The result of Sharkey’s report was the establishment the Sharkey Committee in June 2008 to develop the staffing regulations for the Long Term Care Homes Act. Unions were invited to appoint representatives to the Committee.
SEIU for its part was an eager participant. We believed there was a real opportunity to improve the quality of care Ontario nursing home residents receive on a daily basis.
As the process went on we became increasingly concerned that the Committee’s emphasis changed from meeting the needs of residents and staff workloads to the development of a staffing plan model based solely “the funding available to the home.”
A home’s Staff Planning Committee would be comprised of 12 people (1 resident, 1 family council member, 2 PSW’s, 1 RN, 1 Program and Support Staff, 3 Management, 2 governance).
SEIU is all in favour of giving residents a greater voice in the affairs of their home. We are not in favour of taking 5 staff away from caring for residents simply to sit on a committee whose function is merely to provide advice.
There is no guarantee staff serving on the committee would be replaced to ensure care was available to residents.
No home will be required to give full financial disclosure even though nursing and personal care for residents are wholly funded by the Ontario tax payer.
The “fact finding protocol” for staffing a home the Sharkey Committee has developed is subjective in nature. As it currently stands the staffing plan states, and what we object to, is summed up in Staffing Plan’s Step 5 “Make recommendations on how to meet the residents’ needs while staying within the allocated budget”.
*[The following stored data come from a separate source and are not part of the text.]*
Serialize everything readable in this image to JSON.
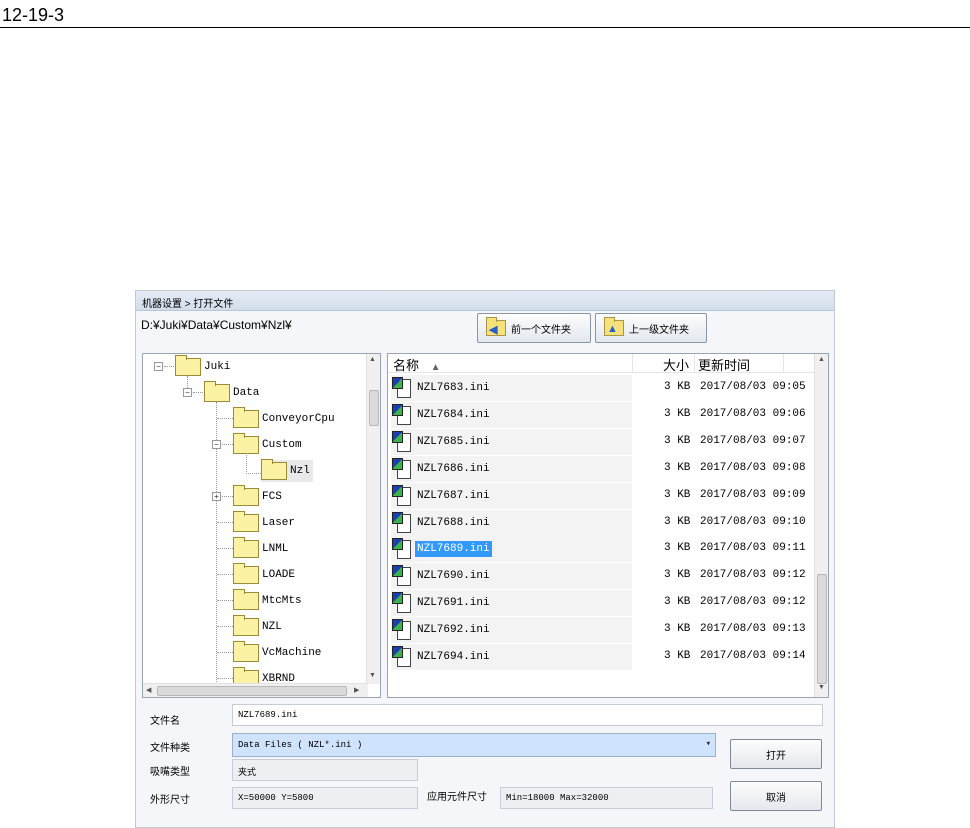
{
  "page": {
    "number": "12-19-3"
  },
  "dialog": {
    "title": "机器设置 > 打开文件",
    "path": "D:¥Juki¥Data¥Custom¥Nzl¥",
    "buttons": {
      "prev_folder": "前一个文件夹",
      "up_folder": "上一级文件夹"
    }
  },
  "tree": {
    "items": [
      {
        "label": "Juki"
      },
      {
        "label": "Data"
      },
      {
        "label": "ConveyorCpu"
      },
      {
        "label": "Custom"
      },
      {
        "label": "Nzl"
      },
      {
        "label": "FCS"
      },
      {
        "label": "Laser"
      },
      {
        "label": "LNML"
      },
      {
        "label": "LOADE"
      },
      {
        "label": "MtcMts"
      },
      {
        "label": "NZL"
      },
      {
        "label": "VcMachine"
      },
      {
        "label": "XBRND"
      }
    ],
    "selected": "Nzl"
  },
  "files": {
    "columns": {
      "name": "名称",
      "size": "大小",
      "modified": "更新时间"
    },
    "sort_indicator": "▲",
    "rows": [
      {
        "name": "NZL7683.ini",
        "size": "3 KB",
        "date": "2017/08/03 09:05"
      },
      {
        "name": "NZL7684.ini",
        "size": "3 KB",
        "date": "2017/08/03 09:06"
      },
      {
        "name": "NZL7685.ini",
        "size": "3 KB",
        "date": "2017/08/03 09:07"
      },
      {
        "name": "NZL7686.ini",
        "size": "3 KB",
        "date": "2017/08/03 09:08"
      },
      {
        "name": "NZL7687.ini",
        "size": "3 KB",
        "date": "2017/08/03 09:09"
      },
      {
        "name": "NZL7688.ini",
        "size": "3 KB",
        "date": "2017/08/03 09:10"
      },
      {
        "name": "NZL7689.ini",
        "size": "3 KB",
        "date": "2017/08/03 09:11"
      },
      {
        "name": "NZL7690.ini",
        "size": "3 KB",
        "date": "2017/08/03 09:12"
      },
      {
        "name": "NZL7691.ini",
        "size": "3 KB",
        "date": "2017/08/03 09:12"
      },
      {
        "name": "NZL7692.ini",
        "size": "3 KB",
        "date": "2017/08/03 09:13"
      },
      {
        "name": "NZL7694.ini",
        "size": "3 KB",
        "date": "2017/08/03 09:14"
      }
    ],
    "selected": "NZL7689.ini"
  },
  "form": {
    "filename_label": "文件名",
    "filename_value": "NZL7689.ini",
    "filetype_label": "文件种类",
    "filetype_value": "Data Files ( NZL*.ini )",
    "nozzle_type_label": "吸嘴类型",
    "nozzle_type_value": "夹式",
    "outer_size_label": "外形尺寸",
    "outer_size_value": "X=50000 Y=5800",
    "component_size_label": "应用元件尺寸",
    "component_size_value": "Min=18000 Max=32000",
    "open_button": "打开",
    "cancel_button": "取消"
  },
  "colors": {
    "selection": "#3399ff",
    "select_field": "#cfe3fc",
    "folder": "#fbf2a3"
  }
}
This approach means a staffing committee can only decide whether Mrs. Smith gets 3 minutes more care per day by taking 3 minutes of care away from Mr. Jones.
This approach will mean staffing standards in nursing homes across the province will continue to vary widely. What’s needed is a provincially regulated standard all operators must meet.
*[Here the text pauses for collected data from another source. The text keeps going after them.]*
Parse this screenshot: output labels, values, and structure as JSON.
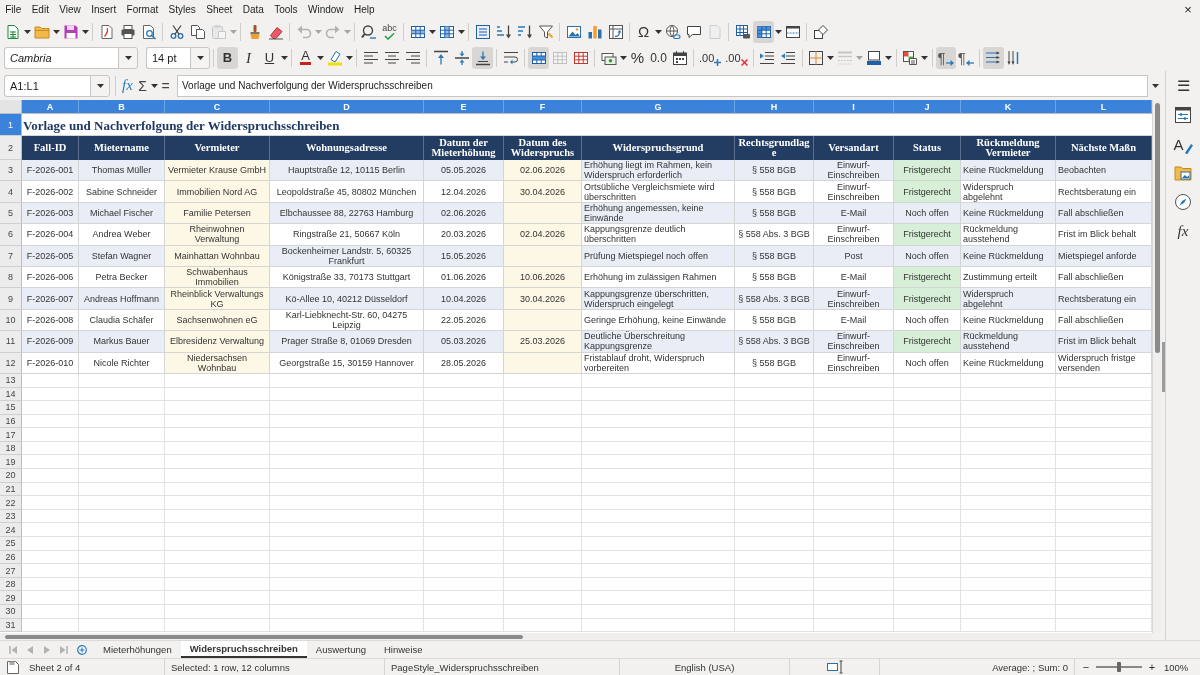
{
  "menu_bar": {
    "items": [
      "File",
      "Edit",
      "View",
      "Insert",
      "Format",
      "Styles",
      "Sheet",
      "Data",
      "Tools",
      "Window",
      "Help"
    ],
    "close": "×"
  },
  "standard_toolbar": [
    [
      {
        "pressed": false,
        "disabled": false,
        "dropdown": true
      },
      {
        "pressed": false,
        "disabled": false,
        "dropdown": true
      },
      {
        "pressed": false,
        "disabled": false,
        "dropdown": true
      }
    ],
    [
      {
        "pressed": false,
        "disabled": false,
        "dropdown": false
      },
      {
        "pressed": false,
        "disabled": false,
        "dropdown": false
      },
      {
        "pressed": false,
        "disabled": false,
        "dropdown": false
      }
    ],
    [
      {
        "pressed": false,
        "disabled": false,
        "dropdown": false
      },
      {
        "pressed": false,
        "disabled": false,
        "dropdown": false
      },
      {
        "pressed": false,
        "disabled": true,
        "dropdown": true
      }
    ],
    [
      {
        "pressed": false,
        "disabled": false,
        "dropdown": false
      },
      {
        "pressed": false,
        "disabled": false,
        "dropdown": false
      }
    ],
    [
      {
        "pressed": false,
        "disabled": true,
        "dropdown": true
      },
      {
        "pressed": false,
        "disabled": true,
        "dropdown": true
      }
    ],
    [
      {
        "pressed": false,
        "disabled": false,
        "dropdown": false
      },
      {
        "pressed": false,
        "disabled": false,
        "dropdown": false,
        "glyph": "abc"
      }
    ],
    [
      {
        "pressed": false,
        "disabled": false,
        "dropdown": true
      },
      {
        "pressed": false,
        "disabled": false,
        "dropdown": true
      }
    ],
    [
      {
        "pressed": false,
        "disabled": false,
        "dropdown": false
      },
      {
        "pressed": false,
        "disabled": false,
        "dropdown": false
      },
      {
        "pressed": false,
        "disabled": false,
        "dropdown": false
      },
      {
        "pressed": false,
        "disabled": false,
        "dropdown": false
      }
    ],
    [
      {
        "pressed": false,
        "disabled": false,
        "dropdown": false
      },
      {
        "pressed": false,
        "disabled": false,
        "dropdown": false
      },
      {
        "pressed": false,
        "disabled": false,
        "dropdown": false
      }
    ],
    [
      {
        "pressed": false,
        "disabled": false,
        "dropdown": true,
        "glyph": "Ω"
      },
      {
        "pressed": false,
        "disabled": false,
        "dropdown": false
      },
      {
        "pressed": false,
        "disabled": false,
        "dropdown": false
      },
      {
        "pressed": false,
        "disabled": true,
        "dropdown": false
      }
    ],
    [
      {
        "pressed": false,
        "disabled": false,
        "dropdown": false
      },
      {
        "pressed": true,
        "disabled": false,
        "dropdown": true
      },
      {
        "pressed": false,
        "disabled": false,
        "dropdown": false
      }
    ],
    [
      {
        "pressed": false,
        "disabled": false,
        "dropdown": false
      }
    ]
  ],
  "formatting_toolbar": {
    "font_name": "Cambria",
    "font_size": "14 pt",
    "groups": [
      [
        {
          "pressed": true,
          "disabled": false,
          "dropdown": false,
          "glyph": "B"
        },
        {
          "pressed": false,
          "disabled": false,
          "dropdown": false,
          "glyph": "I"
        },
        {
          "pressed": false,
          "disabled": false,
          "dropdown": true,
          "glyph": "U"
        }
      ],
      [
        {
          "pressed": false,
          "disabled": false,
          "dropdown": true,
          "glyph": "A"
        },
        {
          "pressed": false,
          "disabled": false,
          "dropdown": true
        }
      ],
      [
        {
          "pressed": false,
          "disabled": false,
          "dropdown": false
        },
        {
          "pressed": false,
          "disabled": false,
          "dropdown": false
        },
        {
          "pressed": false,
          "disabled": false,
          "dropdown": false
        }
      ],
      [
        {
          "pressed": false,
          "disabled": false,
          "dropdown": false
        },
        {
          "pressed": false,
          "disabled": false,
          "dropdown": false
        },
        {
          "pressed": true,
          "disabled": false,
          "dropdown": false
        }
      ],
      [
        {
          "pressed": false,
          "disabled": false,
          "dropdown": false
        }
      ],
      [
        {
          "pressed": true,
          "disabled": false,
          "dropdown": false
        },
        {
          "pressed": false,
          "disabled": true,
          "dropdown": false
        },
        {
          "pressed": false,
          "disabled": false,
          "dropdown": false
        }
      ],
      [
        {
          "pressed": false,
          "disabled": false,
          "dropdown": true
        },
        {
          "pressed": false,
          "disabled": false,
          "dropdown": false,
          "glyph": "%"
        },
        {
          "pressed": false,
          "disabled": false,
          "dropdown": false,
          "glyph": "0.0"
        },
        {
          "pressed": false,
          "disabled": false,
          "dropdown": false
        }
      ],
      [
        {
          "pressed": false,
          "disabled": false,
          "dropdown": false,
          "glyph": ".00"
        },
        {
          "pressed": false,
          "disabled": false,
          "dropdown": false,
          "glyph": ".00"
        }
      ],
      [
        {
          "pressed": false,
          "disabled": false,
          "dropdown": false
        },
        {
          "pressed": false,
          "disabled": false,
          "dropdown": false
        }
      ],
      [
        {
          "pressed": false,
          "disabled": false,
          "dropdown": true
        },
        {
          "pressed": false,
          "disabled": true,
          "dropdown": true
        },
        {
          "pressed": false,
          "disabled": false,
          "dropdown": true
        }
      ],
      [
        {
          "pressed": false,
          "disabled": false,
          "dropdown": true
        }
      ],
      [
        {
          "pressed": true,
          "disabled": false,
          "dropdown": false,
          "glyph": "¶"
        },
        {
          "pressed": false,
          "disabled": false,
          "dropdown": false,
          "glyph": "¶"
        }
      ],
      [
        {
          "pressed": true,
          "disabled": false,
          "dropdown": false
        },
        {
          "pressed": false,
          "disabled": false,
          "dropdown": false
        }
      ]
    ]
  },
  "formula_bar": {
    "name_box": "A1:L1",
    "function_wizard": "fx",
    "sum": "Σ",
    "equals": "=",
    "content": "Vorlage und Nachverfolgung der Widerspruchsschreiben"
  },
  "sheet": {
    "columns": [
      {
        "letter": "A",
        "selected": true,
        "heading": "Fall-ID",
        "tinted": false
      },
      {
        "letter": "B",
        "selected": true,
        "heading": "Mietername",
        "tinted": false
      },
      {
        "letter": "C",
        "selected": true,
        "heading": "Vermieter",
        "tinted": true
      },
      {
        "letter": "D",
        "selected": true,
        "heading": "Wohnungsadresse",
        "tinted": false
      },
      {
        "letter": "E",
        "selected": true,
        "heading": "Datum der Mieterhöhung",
        "tinted": false
      },
      {
        "letter": "F",
        "selected": true,
        "heading": "Datum des Widerspruchs",
        "tinted": true
      },
      {
        "letter": "G",
        "selected": true,
        "heading": "Widerspruchsgrund",
        "tinted": false
      },
      {
        "letter": "H",
        "selected": true,
        "heading": "Rechtsgrundlage",
        "tinted": false
      },
      {
        "letter": "I",
        "selected": true,
        "heading": "Versandart",
        "tinted": false
      },
      {
        "letter": "J",
        "selected": true,
        "heading": "Status",
        "tinted": false
      },
      {
        "letter": "K",
        "selected": true,
        "heading": "Rückmeldung Vermieter",
        "tinted": false
      },
      {
        "letter": "L",
        "selected": true,
        "heading": "Nächste Maßn",
        "tinted": false
      }
    ],
    "title_row": {
      "number": "1",
      "selected": true,
      "title": "Vorlage und Nachverfolgung der Widerspruchsschreiben"
    },
    "heading_row": {
      "number": "2",
      "selected": false
    },
    "rows": [
      {
        "number": "3",
        "selected": false,
        "fall_id": "F-2026-001",
        "mietername": "Thomas Müller",
        "vermieter": "Vermieter Krause GmbH",
        "wohnungsadresse": "Hauptstraße 12, 10115 Berlin",
        "datum_mieterhoehung": "05.05.2026",
        "datum_widerspruch": "02.06.2026",
        "widerspruchsgrund": "Erhöhung liegt im Rahmen, kein Widerspruch erforderlich",
        "rechtsgrundlage": "§ 558 BGB",
        "versandart": "Einwurf-Einschreiben",
        "status": "Fristgerecht",
        "status_highlighted": true,
        "rueckmeldung_vermieter": "Keine Rückmeldung",
        "column_12": "Beobachten"
      },
      {
        "number": "4",
        "selected": false,
        "fall_id": "F-2026-002",
        "mietername": "Sabine Schneider",
        "vermieter": "Immobilien Nord AG",
        "wohnungsadresse": "Leopoldstraße 45, 80802 München",
        "datum_mieterhoehung": "12.04.2026",
        "datum_widerspruch": "30.04.2026",
        "widerspruchsgrund": "Ortsübliche Vergleichsmiete wird überschritten",
        "rechtsgrundlage": "§ 558 BGB",
        "versandart": "Einwurf-Einschreiben",
        "status": "Fristgerecht",
        "status_highlighted": true,
        "rueckmeldung_vermieter": "Widerspruch abgelehnt",
        "column_12": "Rechtsberatung ein"
      },
      {
        "number": "5",
        "selected": false,
        "fall_id": "F-2026-003",
        "mietername": "Michael Fischer",
        "vermieter": "Familie Petersen",
        "wohnungsadresse": "Elbchaussee 88, 22763 Hamburg",
        "datum_mieterhoehung": "02.06.2026",
        "widerspruchsgrund": "Erhöhung angemessen, keine Einwände",
        "rechtsgrundlage": "§ 558 BGB",
        "versandart": "E-Mail",
        "status": "Noch offen",
        "status_highlighted": false,
        "rueckmeldung_vermieter": "Keine Rückmeldung",
        "column_12": "Fall abschließen"
      },
      {
        "number": "6",
        "selected": false,
        "fall_id": "F-2026-004",
        "mietername": "Andrea Weber",
        "vermieter": "Rheinwohnen Verwaltung",
        "wohnungsadresse": "Ringstraße 21, 50667 Köln",
        "datum_mieterhoehung": "20.03.2026",
        "datum_widerspruch": "02.04.2026",
        "widerspruchsgrund": "Kappungsgrenze deutlich überschritten",
        "rechtsgrundlage": "§ 558 Abs. 3 BGB",
        "versandart": "Einwurf-Einschreiben",
        "status": "Fristgerecht",
        "status_highlighted": true,
        "rueckmeldung_vermieter": "Rückmeldung ausstehend",
        "column_12": "Frist im Blick behalt"
      },
      {
        "number": "7",
        "selected": false,
        "fall_id": "F-2026-005",
        "mietername": "Stefan Wagner",
        "vermieter": "Mainhattan Wohnbau",
        "wohnungsadresse": "Bockenheimer Landstr. 5, 60325 Frankfurt",
        "datum_mieterhoehung": "15.05.2026",
        "widerspruchsgrund": "Prüfung Mietspiegel noch offen",
        "rechtsgrundlage": "§ 558 BGB",
        "versandart": "Post",
        "status": "Noch offen",
        "status_highlighted": false,
        "rueckmeldung_vermieter": "Keine Rückmeldung",
        "column_12": "Mietspiegel anforde"
      },
      {
        "number": "8",
        "selected": false,
        "fall_id": "F-2026-006",
        "mietername": "Petra Becker",
        "vermieter": "Schwabenhaus Immobilien",
        "wohnungsadresse": "Königstraße 33, 70173 Stuttgart",
        "datum_mieterhoehung": "01.06.2026",
        "datum_widerspruch": "10.06.2026",
        "widerspruchsgrund": "Erhöhung im zulässigen Rahmen",
        "rechtsgrundlage": "§ 558 BGB",
        "versandart": "E-Mail",
        "status": "Fristgerecht",
        "status_highlighted": true,
        "rueckmeldung_vermieter": "Zustimmung erteilt",
        "column_12": "Fall abschließen"
      },
      {
        "number": "9",
        "selected": false,
        "fall_id": "F-2026-007",
        "mietername": "Andreas Hoffmann",
        "vermieter": "Rheinblick Verwaltungs KG",
        "wohnungsadresse": "Kö-Allee 10, 40212 Düsseldorf",
        "datum_mieterhoehung": "10.04.2026",
        "datum_widerspruch": "30.04.2026",
        "widerspruchsgrund": "Kappungsgrenze überschritten, Widerspruch eingelegt",
        "rechtsgrundlage": "§ 558 Abs. 3 BGB",
        "versandart": "Einwurf-Einschreiben",
        "status": "Fristgerecht",
        "status_highlighted": true,
        "rueckmeldung_vermieter": "Widerspruch abgelehnt",
        "column_12": "Rechtsberatung ein"
      },
      {
        "number": "10",
        "selected": false,
        "fall_id": "F-2026-008",
        "mietername": "Claudia Schäfer",
        "vermieter": "Sachsenwohnen eG",
        "wohnungsadresse": "Karl-Liebknecht-Str. 60, 04275 Leipzig",
        "datum_mieterhoehung": "22.05.2026",
        "widerspruchsgrund": "Geringe Erhöhung, keine Einwände",
        "rechtsgrundlage": "§ 558 BGB",
        "versandart": "E-Mail",
        "status": "Noch offen",
        "status_highlighted": false,
        "rueckmeldung_vermieter": "Keine Rückmeldung",
        "column_12": "Fall abschließen"
      },
      {
        "number": "11",
        "selected": false,
        "fall_id": "F-2026-009",
        "mietername": "Markus Bauer",
        "vermieter": "Elbresidenz Verwaltung",
        "wohnungsadresse": "Prager Straße 8, 01069 Dresden",
        "datum_mieterhoehung": "05.03.2026",
        "datum_widerspruch": "25.03.2026",
        "widerspruchsgrund": "Deutliche Überschreitung Kappungsgrenze",
        "rechtsgrundlage": "§ 558 Abs. 3 BGB",
        "versandart": "Einwurf-Einschreiben",
        "status": "Fristgerecht",
        "status_highlighted": true,
        "rueckmeldung_vermieter": "Rückmeldung ausstehend",
        "column_12": "Frist im Blick behalt"
      },
      {
        "number": "12",
        "selected": false,
        "fall_id": "F-2026-010",
        "mietername": "Nicole Richter",
        "vermieter": "Niedersachsen Wohnbau",
        "wohnungsadresse": "Georgstraße 15, 30159 Hannover",
        "datum_mieterhoehung": "28.05.2026",
        "widerspruchsgrund": "Fristablauf droht, Widerspruch vorbereiten",
        "rechtsgrundlage": "§ 558 BGB",
        "versandart": "Einwurf-Einschreiben",
        "status": "Noch offen",
        "status_highlighted": false,
        "rueckmeldung_vermieter": "Keine Rückmeldung",
        "column_12": "Widerspruch fristge versenden"
      }
    ],
    "empty_rows": [
      {
        "number": "13",
        "selected": false
      },
      {
        "number": "14",
        "selected": false
      },
      {
        "number": "15",
        "selected": false
      },
      {
        "number": "16",
        "selected": false
      },
      {
        "number": "17",
        "selected": false
      },
      {
        "number": "18",
        "selected": false
      },
      {
        "number": "19",
        "selected": false
      },
      {
        "number": "20",
        "selected": false
      },
      {
        "number": "21",
        "selected": false
      },
      {
        "number": "22",
        "selected": false
      },
      {
        "number": "23",
        "selected": false
      },
      {
        "number": "24",
        "selected": false
      },
      {
        "number": "25",
        "selected": false
      },
      {
        "number": "26",
        "selected": false
      },
      {
        "number": "27",
        "selected": false
      },
      {
        "number": "28",
        "selected": false
      },
      {
        "number": "29",
        "selected": false
      },
      {
        "number": "30",
        "selected": false
      },
      {
        "number": "31",
        "selected": false
      }
    ]
  },
  "sidebar": {
    "menu": "☰",
    "styles_glyph": "A",
    "functions_glyph": "fx"
  },
  "sheet_bar": {
    "nav_disabled": true,
    "tabs": [
      {
        "label": "Mieterhöhungen",
        "selected": false
      },
      {
        "label": "Widerspruchsschreiben",
        "selected": true
      },
      {
        "label": "Auswertung",
        "selected": false
      },
      {
        "label": "Hinweise",
        "selected": false
      }
    ]
  },
  "status_bar": {
    "sheet": "Sheet 2 of 4",
    "selection": "Selected: 1 row, 12 columns",
    "page_style": "PageStyle_Widerspruchsschreiben",
    "language": "English (USA)",
    "summary": "Average: ; Sum: 0",
    "zoom_out": "−",
    "zoom_slider": {
      "level": 0.5
    },
    "zoom_in": "+",
    "zoom": "100%"
  }
}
In January 2007 the government set a registered nursing standard stating a nursing home must have a 25/7 RN. As a result care plans were enhanced but there was no more staff to carry out the care plans. In some cases to accommodate the RN regulation, PSWs who provide direct hands on care had their hours reduced to accommodate the RNs.
We are fearful that substandard levels of care will going forward will be blamed on the staff planning committee and deflect away from the province’s responsibility to regularly inspect and enforce standards.
The government claims staffing levels are approaching nearly 3 hours of care per resident per day. These are funded hours and in no way reflect actual worked hours of delivered care.
If the Sharkey staffing model is adopted, Ontario will continue to have one of the lowest staffing levels in the western world.